International audiovisual (AV) distributor Midwich has reported a healthy uptick in gross and adjusted operating margins for the first half of its financial year.
On the back of a 5.1% constant currency revenue increase to £610 million, the UK-based group grew gross profit by 17.5% to just under £100 million, while adjusted operating profit of £26.4 million was a year-on-year jump of almost 28%.
The good performance came despite what Managing Director Stephen Fenby called “challenging market conditions”.
“Slower than expected corporate and education markets were more than compensated for by strength in the live event and entertainment sectors,” he noted. “The change in mix attributable to the significant growth of technical video and audio products resulted in a favourable product margin mix.”

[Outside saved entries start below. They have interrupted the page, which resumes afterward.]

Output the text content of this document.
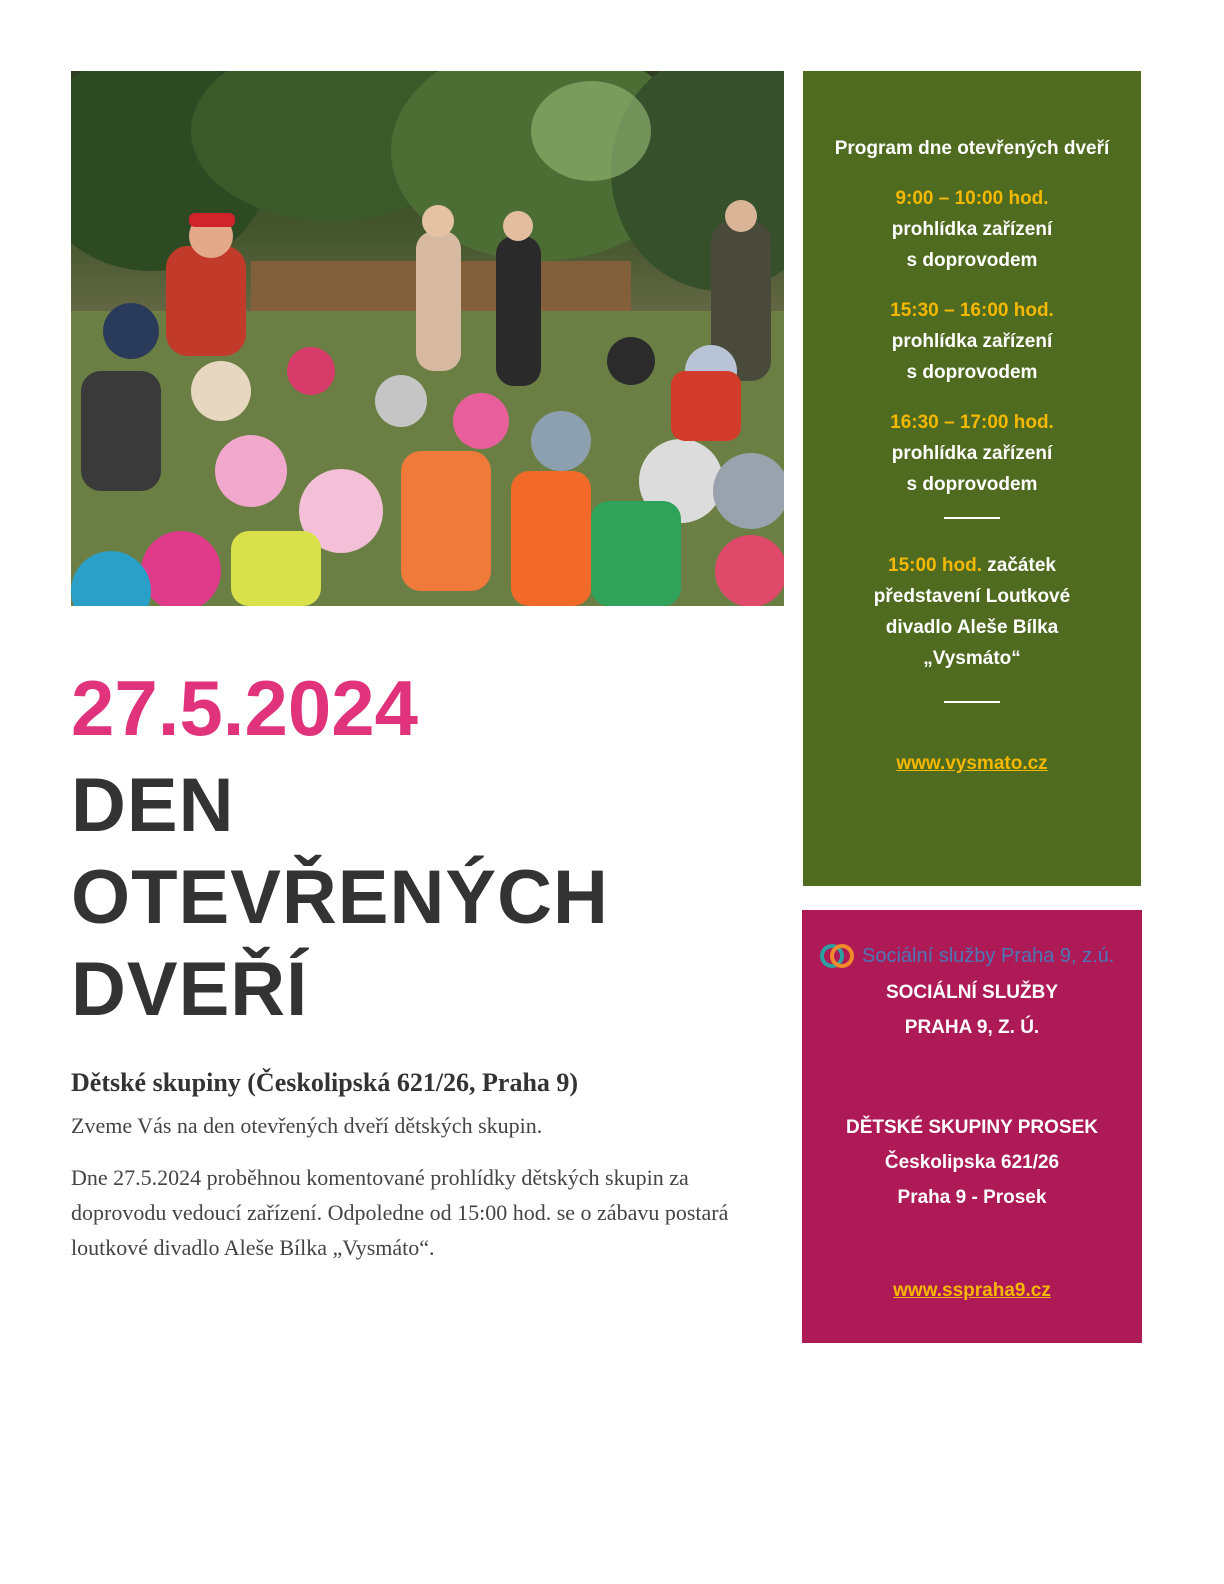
27.5.2024
DEN
OTEVŘENÝCH
DVEŘÍ
Dětské skupiny (Českolipská 621/26, Praha 9)

Zveme Vás na den otevřených dveří dětských skupin.

Dne 27.5.2024 proběhnou komentované prohlídky dětských skupin za doprovodu vedoucí zařízení. Odpoledne od 15:00 hod. se o zábavu postará loutkové divadlo Aleše Bílka „Vysmáto“.

Program dne otevřených dveří

9:00 – 10:00 hod.

prohlídka zařízení

s doprovodem

15:30 – 16:00 hod.

prohlídka zařízení

s doprovodem

16:30 – 17:00 hod.

prohlídka zařízení

s doprovodem

15:00 hod. začátek

představení Loutkové

divadlo Aleše Bílka

„Vysmáto“

www.vysmato.cz

Sociální služby Praha 9, z.ú.

SOCIÁLNÍ SLUŽBY

PRAHA 9, Z. Ú.

DĚTSKÉ SKUPINY PROSEK

Českolipska 621/26

Praha 9 - Prosek

www.sspraha9.cz
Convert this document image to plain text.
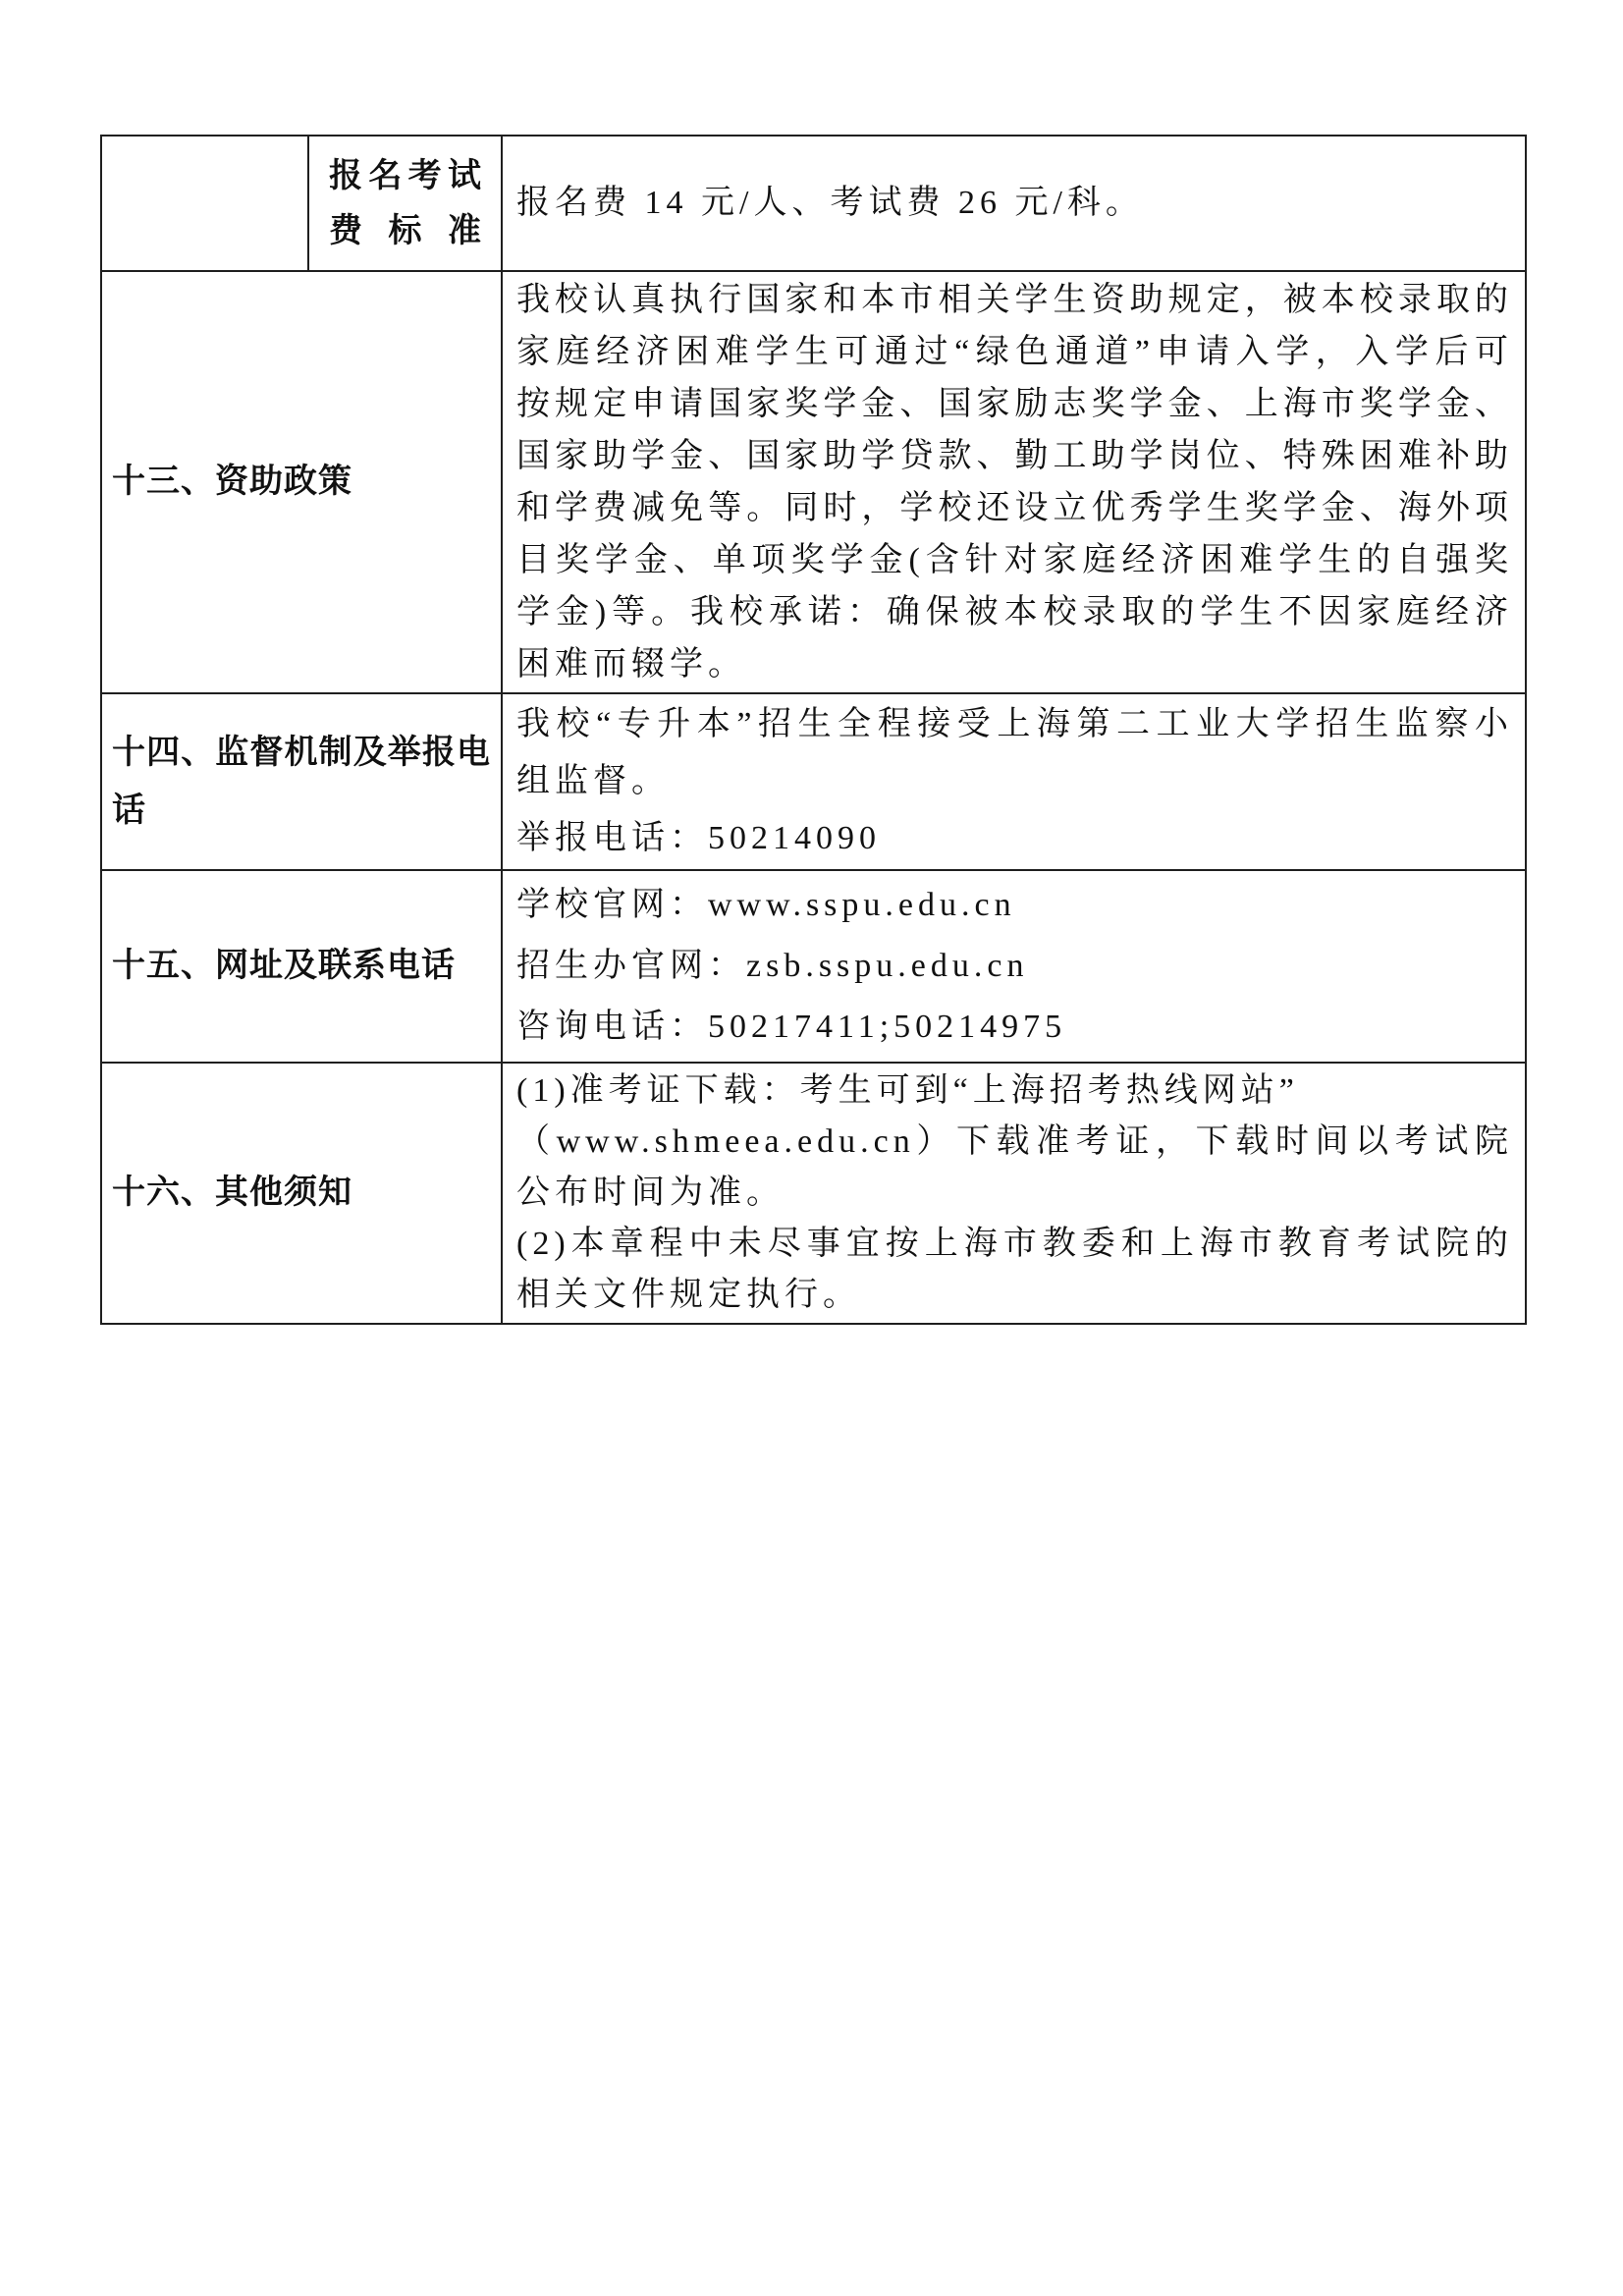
	报名考试费标准	报名费 14 元/人、考试费 26 元/科。

十三、资助政策		我校认真执行国家和本市相关学生资助规定，被本校录取的家庭经济困难学生可通过“绿色通道”申请入学，入学后可按规定申请国家奖学金、国家励志奖学金、上海市奖学金、国家助学金、国家助学贷款、勤工助学岗位、特殊困难补助和学费减免等。同时，学校还设立优秀学生奖学金、海外项目奖学金、单项奖学金(含针对家庭经济困难学生的自强奖学金)等。我校承诺：确保被本校录取的学生不因家庭经济困难而辍学。

十四、监督机制及举报电话		我校“专升本”招生全程接受上海第二工业大学招生监察小组监督。

举报电话：50214090

十五、网址及联系电话		学校官网：www.sspu.edu.cn

招生办官网：zsb.sspu.edu.cn

咨询电话：50217411;50214975

十六、其他须知		(1)准考证下载：考生可到“上海招考热线网站”

（www.shmeea.edu.cn）下载准考证，下载时间以考试院公布时间为准。

(2)本章程中未尽事宜按上海市教委和上海市教育考试院的相关文件规定执行。
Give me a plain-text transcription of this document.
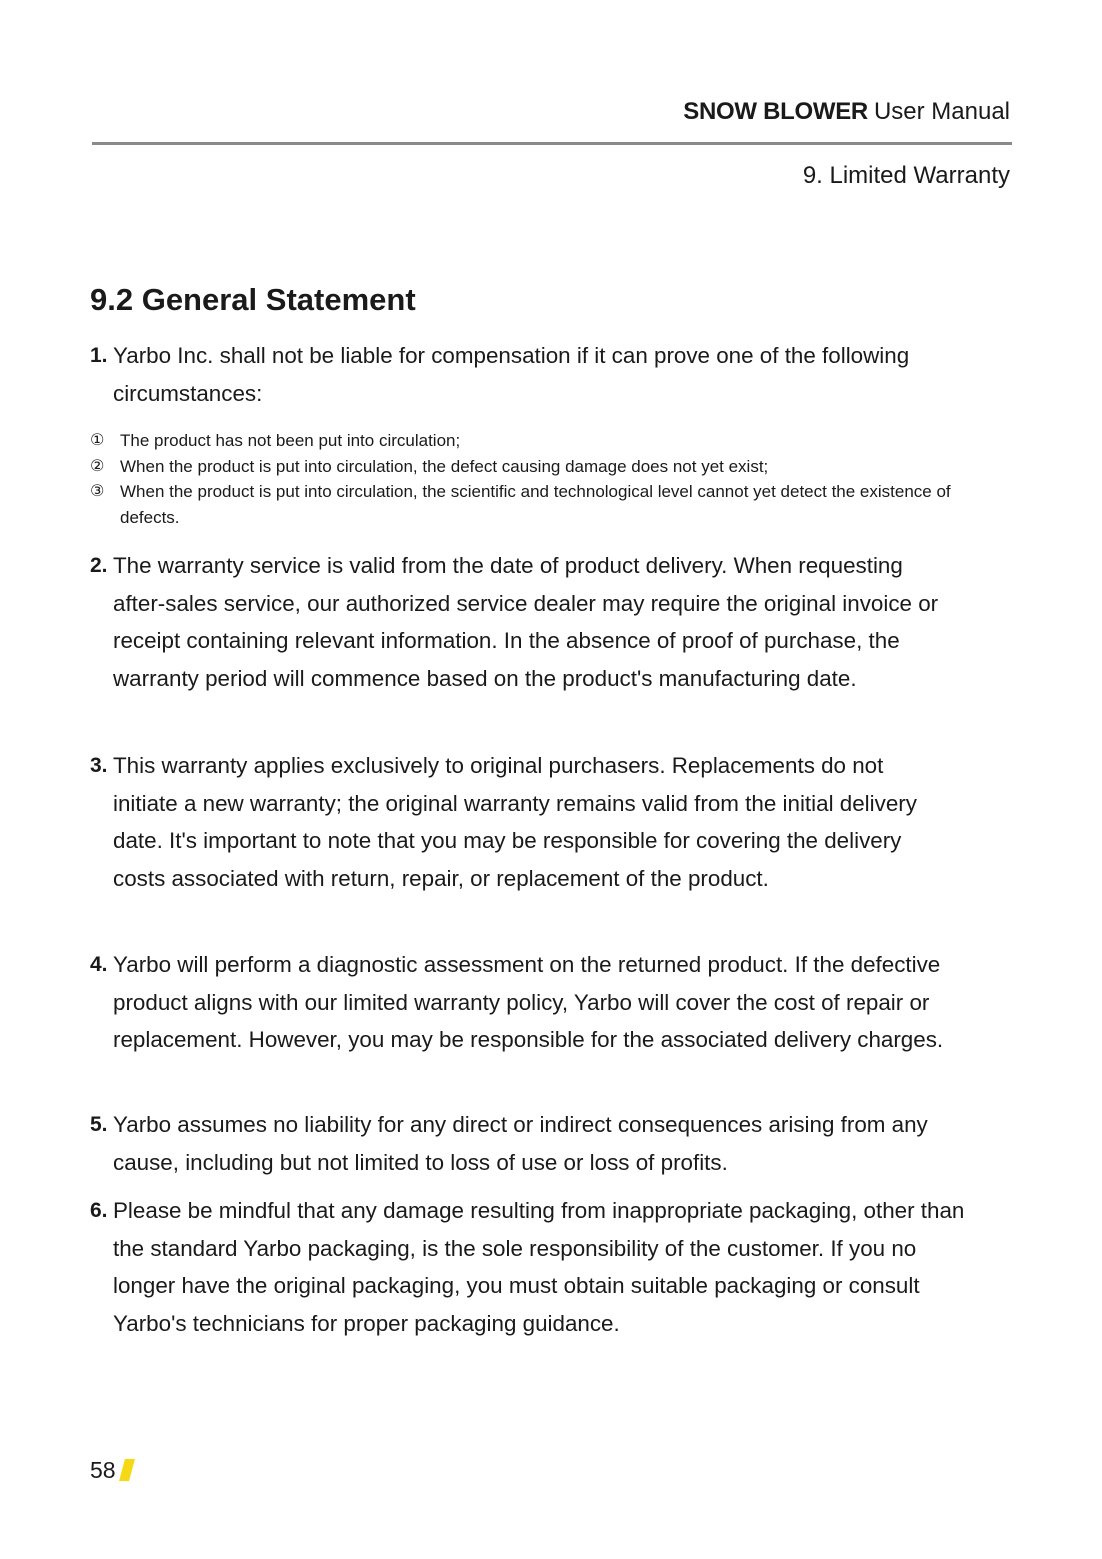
SNOW BLOWER User Manual
9. Limited Warranty
9.2 General Statement

1. Yarbo Inc. shall not be liable for compensation if it can prove one of the following circumstances:

① The product has not been put into circulation;
② When the product is put into circulation, the defect causing damage does not yet exist;
③ When the product is put into circulation, the scientific and technological level cannot yet detect the existence of defects.

2. The warranty service is valid from the date of product delivery. When requesting after-sales service, our authorized service dealer may require the original invoice or receipt containing relevant information. In the absence of proof of purchase, the warranty period will commence based on the product's manufacturing date.

3. This warranty applies exclusively to original purchasers. Replacements do not initiate a new warranty; the original warranty remains valid from the initial delivery date. It's important to note that you may be responsible for covering the delivery costs associated with return, repair, or replacement of the product.

4. Yarbo will perform a diagnostic assessment on the returned product. If the defective product aligns with our limited warranty policy, Yarbo will cover the cost of repair or replacement. However, you may be responsible for the associated delivery charges.

5. Yarbo assumes no liability for any direct or indirect consequences arising from any cause, including but not limited to loss of use or loss of profits.

6. Please be mindful that any damage resulting from inappropriate packaging, other than the standard Yarbo packaging, is the sole responsibility of the customer. If you no longer have the original packaging, you must obtain suitable packaging or consult Yarbo's technicians for proper packaging guidance.

58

He added: “The EMEA region performed particularly well, with strong improvements in organic revenue, gross margin and adjusted operating profit. Although general macro-economic conditions are widely expected to remain challenging over the coming months, the group continues to be well placed to identify and benefit from organic and inorganic business development opportunities.”
Since an equity issue in June that raised over £50 million, Midwich has made five acquisitions: Toolfarm.com and Digital Media Promos (trading as 76 Media) in the US; HHB Communications Holdings and Pulse Cinemas in the UK; and Video Digital Soluciones in Spain. The aggregate cash spent (net of cash acquired) on these transactions was £18 million.
The wholesaler said the acquisition pipeline remains healthy and that it is reviewing a number of “attractive” opportunities in several markets and regions.
Below, is Midwich’s commentary on the H1 2023 performance at its UK & Ireland (UK&I) reporting region:
After an exceptionally strong H1 2022, which saw some post-COVID-19 expenditure catch up and associated revenue growth of 86.3%, revenue in the UK&I was marginally below the prior year. This reflected a slower market for mainstream products, which is attributed to delayed expenditure by corporate and education end users. Both have been affected by additional cost pressures, while the education sector has also been impacted by labour disputes and uncertainty over future wage bills. There was a small contribution from the full-year effect of acquisitions completed at the start of 2022.
Based on industry data, combined with our own analysis of customer and vendor activity, we believe we have increased or maintained market share in the UK&I and we remain confident that the pro AV market will continue to grow faster than GDP in the medium term.
The UK&I achieved an exceptional increase in gross profit margin percentage to 17.7% (H1 2022: 15.7%) reflecting positive product mix with further growth in technical products and the continued recovery in higher margin markets such as live events, entertainment and hospitality.
Adjusted operating profit increased by 28.6% (H1 2022: 119.7%) in the UK&I to £13.9 million (H1 2022: £10.8 million).